Kendisini Midilli Adası asili Umberto olarak tanıtır Fatih Sultan Mehmet. Gerçek kimliğini bilmeden Sultan’a âşık olan Anna, babasına ve memleketine olan sadakatiyle Fatih Sultan Mehmet’e olan aşkı arasında bir seçim yapmak zorunda kalır. İtalyan opera dehası Gioachino Rossini’nin 28 yaşında bestelediği ‘II. Mehmet Operası’ (Maometto II) Türklerle ilgili operaların en önemlilerinden biri. Öyle ki “Giuseppe Verdi’nin ‘Aida’sı neyse Rossini’nin ‘II. Mehmet Operası’ da en az o kadar önemlidir” diyor İstanbul Devlet Opera ve Balesi Başrejisörü Caner Akın.

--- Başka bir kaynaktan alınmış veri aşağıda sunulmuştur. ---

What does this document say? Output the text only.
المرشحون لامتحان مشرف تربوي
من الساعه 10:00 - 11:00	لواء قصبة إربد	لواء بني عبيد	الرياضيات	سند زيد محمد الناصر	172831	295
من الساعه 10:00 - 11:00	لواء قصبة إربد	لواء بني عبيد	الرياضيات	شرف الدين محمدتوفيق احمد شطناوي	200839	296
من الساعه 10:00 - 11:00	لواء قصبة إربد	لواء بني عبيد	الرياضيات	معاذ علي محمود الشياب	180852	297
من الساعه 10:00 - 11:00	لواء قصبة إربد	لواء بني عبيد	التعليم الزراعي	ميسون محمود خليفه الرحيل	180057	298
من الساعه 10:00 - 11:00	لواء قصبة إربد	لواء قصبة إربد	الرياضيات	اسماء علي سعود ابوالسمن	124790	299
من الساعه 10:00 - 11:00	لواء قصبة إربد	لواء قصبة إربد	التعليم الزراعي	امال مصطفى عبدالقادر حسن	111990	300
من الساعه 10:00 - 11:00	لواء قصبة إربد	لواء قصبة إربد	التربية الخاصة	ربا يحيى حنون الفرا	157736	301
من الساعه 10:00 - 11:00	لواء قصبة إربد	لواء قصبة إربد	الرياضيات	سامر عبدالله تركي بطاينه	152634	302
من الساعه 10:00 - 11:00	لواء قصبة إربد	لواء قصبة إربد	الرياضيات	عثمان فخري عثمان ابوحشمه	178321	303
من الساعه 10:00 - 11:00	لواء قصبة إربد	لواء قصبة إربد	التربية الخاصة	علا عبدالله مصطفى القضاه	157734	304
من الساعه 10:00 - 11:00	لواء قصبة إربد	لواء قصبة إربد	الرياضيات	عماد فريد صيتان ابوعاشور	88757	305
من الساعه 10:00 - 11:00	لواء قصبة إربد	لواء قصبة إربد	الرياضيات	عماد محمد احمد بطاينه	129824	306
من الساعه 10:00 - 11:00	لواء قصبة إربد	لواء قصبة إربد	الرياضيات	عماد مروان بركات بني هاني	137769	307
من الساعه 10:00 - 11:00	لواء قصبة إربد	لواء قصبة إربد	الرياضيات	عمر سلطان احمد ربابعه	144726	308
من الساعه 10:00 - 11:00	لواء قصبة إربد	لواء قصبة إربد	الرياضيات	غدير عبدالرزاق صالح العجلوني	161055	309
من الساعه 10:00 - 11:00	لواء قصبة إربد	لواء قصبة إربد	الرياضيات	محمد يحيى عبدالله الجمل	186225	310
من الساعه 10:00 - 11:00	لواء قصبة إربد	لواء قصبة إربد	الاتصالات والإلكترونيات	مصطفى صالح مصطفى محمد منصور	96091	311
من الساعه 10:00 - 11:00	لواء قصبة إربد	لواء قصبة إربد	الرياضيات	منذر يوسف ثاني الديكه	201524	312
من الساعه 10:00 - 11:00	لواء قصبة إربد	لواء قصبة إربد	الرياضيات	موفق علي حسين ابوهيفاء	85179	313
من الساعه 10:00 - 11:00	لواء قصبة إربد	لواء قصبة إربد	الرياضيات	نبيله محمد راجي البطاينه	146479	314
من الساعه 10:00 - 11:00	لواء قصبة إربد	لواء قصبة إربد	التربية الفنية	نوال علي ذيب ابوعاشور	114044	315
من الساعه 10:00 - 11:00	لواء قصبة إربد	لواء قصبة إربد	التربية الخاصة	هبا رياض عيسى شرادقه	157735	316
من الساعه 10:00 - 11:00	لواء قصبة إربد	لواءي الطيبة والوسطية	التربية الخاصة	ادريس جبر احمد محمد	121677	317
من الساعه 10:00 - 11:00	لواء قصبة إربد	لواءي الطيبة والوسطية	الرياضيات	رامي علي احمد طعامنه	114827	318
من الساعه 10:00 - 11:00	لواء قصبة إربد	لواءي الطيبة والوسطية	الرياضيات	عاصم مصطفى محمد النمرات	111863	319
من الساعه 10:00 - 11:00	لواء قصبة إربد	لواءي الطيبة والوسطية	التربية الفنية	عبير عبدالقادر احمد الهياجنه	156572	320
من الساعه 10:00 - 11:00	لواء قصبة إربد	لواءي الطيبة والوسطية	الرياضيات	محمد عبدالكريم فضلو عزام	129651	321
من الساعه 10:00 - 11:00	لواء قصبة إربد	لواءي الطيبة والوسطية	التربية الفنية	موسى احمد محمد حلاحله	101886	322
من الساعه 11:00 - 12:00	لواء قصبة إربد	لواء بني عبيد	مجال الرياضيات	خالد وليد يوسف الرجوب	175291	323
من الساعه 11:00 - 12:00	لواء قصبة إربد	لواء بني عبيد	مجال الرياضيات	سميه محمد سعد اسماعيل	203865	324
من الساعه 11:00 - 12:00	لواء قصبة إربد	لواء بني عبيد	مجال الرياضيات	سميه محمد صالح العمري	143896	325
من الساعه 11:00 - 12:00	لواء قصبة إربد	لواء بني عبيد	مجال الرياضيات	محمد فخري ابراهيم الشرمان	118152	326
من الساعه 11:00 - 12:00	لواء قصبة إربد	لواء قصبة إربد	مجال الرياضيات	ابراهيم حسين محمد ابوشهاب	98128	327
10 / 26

AKM, Fatih Sultan Mehmet’in savaş ve aşk destanını konu alan İtalyan opera bestecisi Rossini’nin ‘II. Mehmet Operası’na dev bir prodüksiyonla ev sahipliği yapmaya hazırlanıyor. Nadiren sahnelenen bu başyapıt, 3 Kasım 1990 yılında Atatürk Kültür Merkezi’nde Türkçe sahnelenmişti. Şimdi ilk kez orijinal dilinde, İtalyanca olarak 24 Şubat Cumartesi saat 20.00’de prömiyer yapacak. Eser henüz perdelerini açmamışken Hürriyet Hafta Sonu ekibi olarak sahne arkasına girdik ve provaları yakından takip ettik.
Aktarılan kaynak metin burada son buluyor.